There’s a dialogue between the directed thought and evaluation. You focus on the question: Is the mind settling down? If it’s not settling down, where is the problem? Is the problem with the breath or with the mind? Sometimes you direct your thoughts straight at the breath; sometimes you have to focus back on the mind. Then you evaluate what’s going on. Is the mind ready to settle down? If it’s too anxious, what can you do to get it more settled? If it has too much energy, what can you do to calm it down? If it has too little energy, what can you do to energize it?

This is the work of evaluation: working on this as a skill and seeing it as a problem that you want to think through. Meditation does require thinking. It’s like a carpenter trying to fit two pieces of wood together so that they’re perfectly snug. Sometimes you sand this piece of wood; sometimes you sand that piece of wood. Try to fit them together. If they don’t fit quite right together, you take them apart and sand them down again. You’re sanding either this piece, the breath, or that piece, the mind, until they’re just right for each other. Then you put them together.

That’s when the mind becomes one. Then you can do what you can to maintain that. Now, as you maintain it, the more active side, the discerning side becomes less and less active. You don’t need to do so much directed thought and evaluation. There’s simply the effort to stay with one object at the same time that you’re enjoying the rapture and the pleasure. If the rapture and the pleasure seem too much, you can let them go, and there’s simply equanimity.
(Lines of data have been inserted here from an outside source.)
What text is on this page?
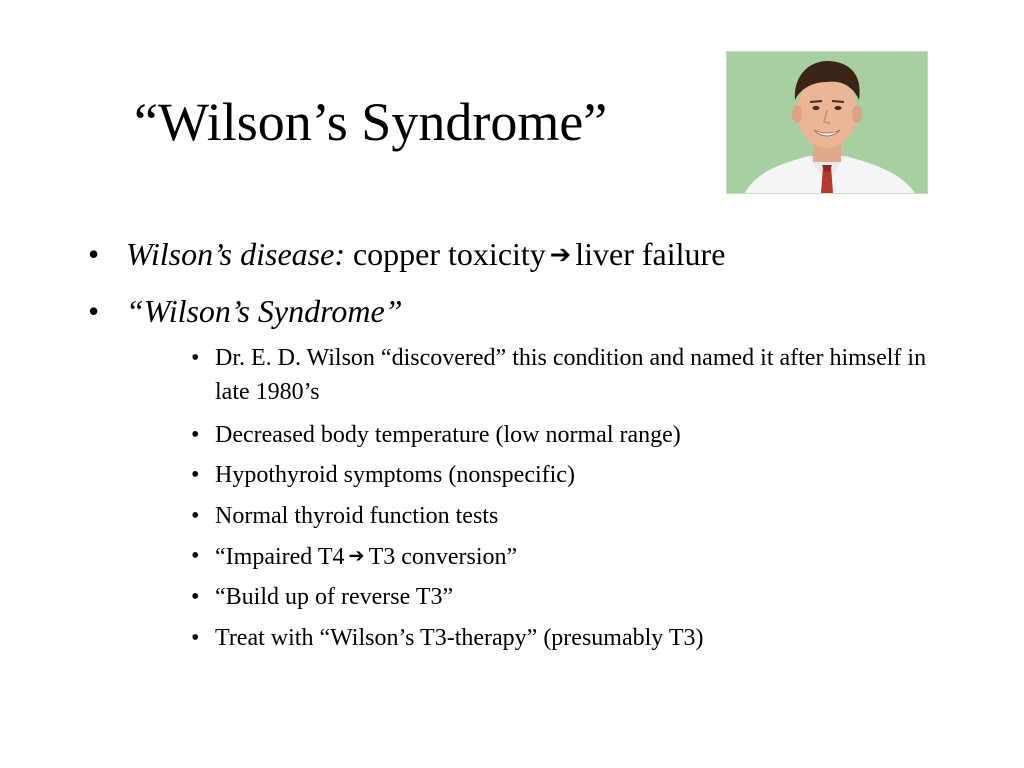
“Wilson’s Syndrome”
• Wilson’s disease: copper toxicity ➔ liver failure
• “Wilson’s Syndrome”
• Dr. E. D. Wilson “discovered” this condition and named it after himself in late 1980’s
• Decreased body temperature (low normal range)
• Hypothyroid symptoms (nonspecific)
• Normal thyroid function tests
• “Impaired T4 ➔ T3 conversion”
• “Build up of reverse T3”
• Treat with “Wilson’s T3-therapy” (presumably T3)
In this way, the mind settles down the way you want it to. You have some success in your meditation. You often hear it said that there are no good meditations or bad meditations, that you’re not supposed to judge your meditation, but that’s not how the Buddha taught. The quality of vīmamsā basically entails your powers of judgment and recognition of the fact that meditation is a skill. It is something you master. When it doesn’t go well, you try to figure out why it’s not going well. When it does go well, you try to maintain it. Without engaging in too much thought, you try to figure out why it’s going well and how it can go better.

So it is possible to succeed in meditation. That’s why we’re here. It is a skill that can be mastered. And as you master the skill, you find that you bring all the elements of the path together:

  • Right view in seeing that the training of the mind is going to make the difference between suffering and not suffering.
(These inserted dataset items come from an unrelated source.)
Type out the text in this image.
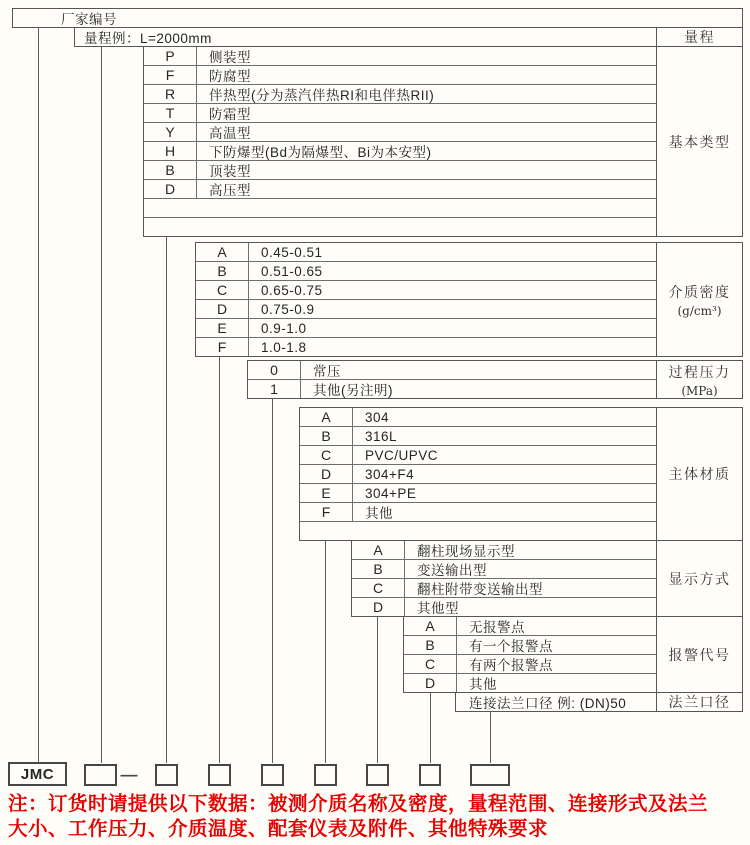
厂家编号
量程例：L=2000mm	量程
P	侧装型
F	防腐型
R	伴热型(分为蒸汽伴热RI和电伴热RII)
T	防霜型
Y	高温型
H	下防爆型(Bd为隔爆型、Bi为本安型)
B	顶装型
D	高压型
基本类型
A	0.45-0.51
B	0.51-0.65
C	0.65-0.75
D	0.75-0.9
E	0.9-1.0
F	1.0-1.8
介质密度
(g/cm³)
0	常压
1	其他(另注明)
过程压力
(MPa)
A	304
B	316L
C	PVC/UPVC
D	304+F4
E	304+PE
F	其他
主体材质
A	翻柱现场显示型
B	变送输出型
C	翻柱附带变送输出型
D	其他型
显示方式
A	无报警点
B	有一个报警点
C	有两个报警点
D	其他
报警代号
连接法兰口径 例: (DN)50	法兰口径
JMC	—
注：订货时请提供以下数据：被测介质名称及密度，量程范围、连接形式及法兰
大小、工作压力、介质温度、配套仪表及附件、其他特殊要求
  • Right resolve: You decide you want to find happiness in a way that doesn’t involve sensuality, doesn’t involve ill will, doesn’t involve any harmfulness. You’ve got it right here with the concentration.
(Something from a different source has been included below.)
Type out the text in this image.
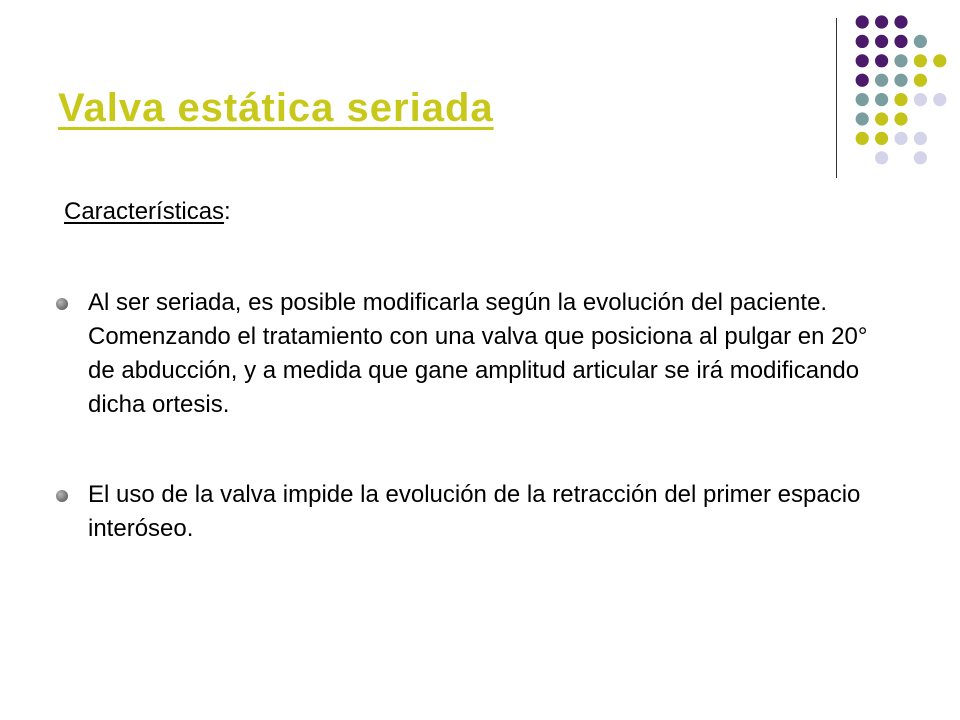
Valva estática seriada
Características:
Al ser seriada, es posible modificarla según la evolución del paciente. Comenzando el tratamiento con una valva que posiciona al pulgar en 20° de abducción, y a medida que gane amplitud articular se irá modificando dicha ortesis.
El uso de la valva impide la evolución de la retracción del primer espacio interóseo.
  • Right speech in this case would be the speech of directed thought and evaluation as you talk to yourself about the breath.

  • Right action, right livelihood—everything you do to give rise to a sense of well-being: That provides the food for the mind.

  • Right mindfulness is keeping your object in mind.

And there you are: Right concentration with all of its requisites.

It’s in this way that following the bases for success helps to bring the noble eightfold path together. And the noble eightfold path makes the practice complete, all centered on your breath and on the mind right here. Because that’s where the problem is, that’s where the solution is going to be found. And it’s in getting firmly established right here that you’re in the right place, both to understand the problem and to figure out the solution, because this is where those qualities of vīmamsā, your powers of judgment, do their work.

First, they do their work in getting the mind to settle down. Then they rest as the mind settles down more and more fully. Then they’re brought back to figure out where there is still any stress here in this solid state of mind, in this practice of concentration—because after all, it is fabricated, and we’re looking for something unfabricated. So you use your powers of judgment to figure that out.

It’s in this way that the bases for success help you to succeed not only in getting the mind concentrated but also in solving the bigger problem of why it is that the mind, even though it wants happiness, keeps creating suffering for itself. When that problem is solved, then the work is done.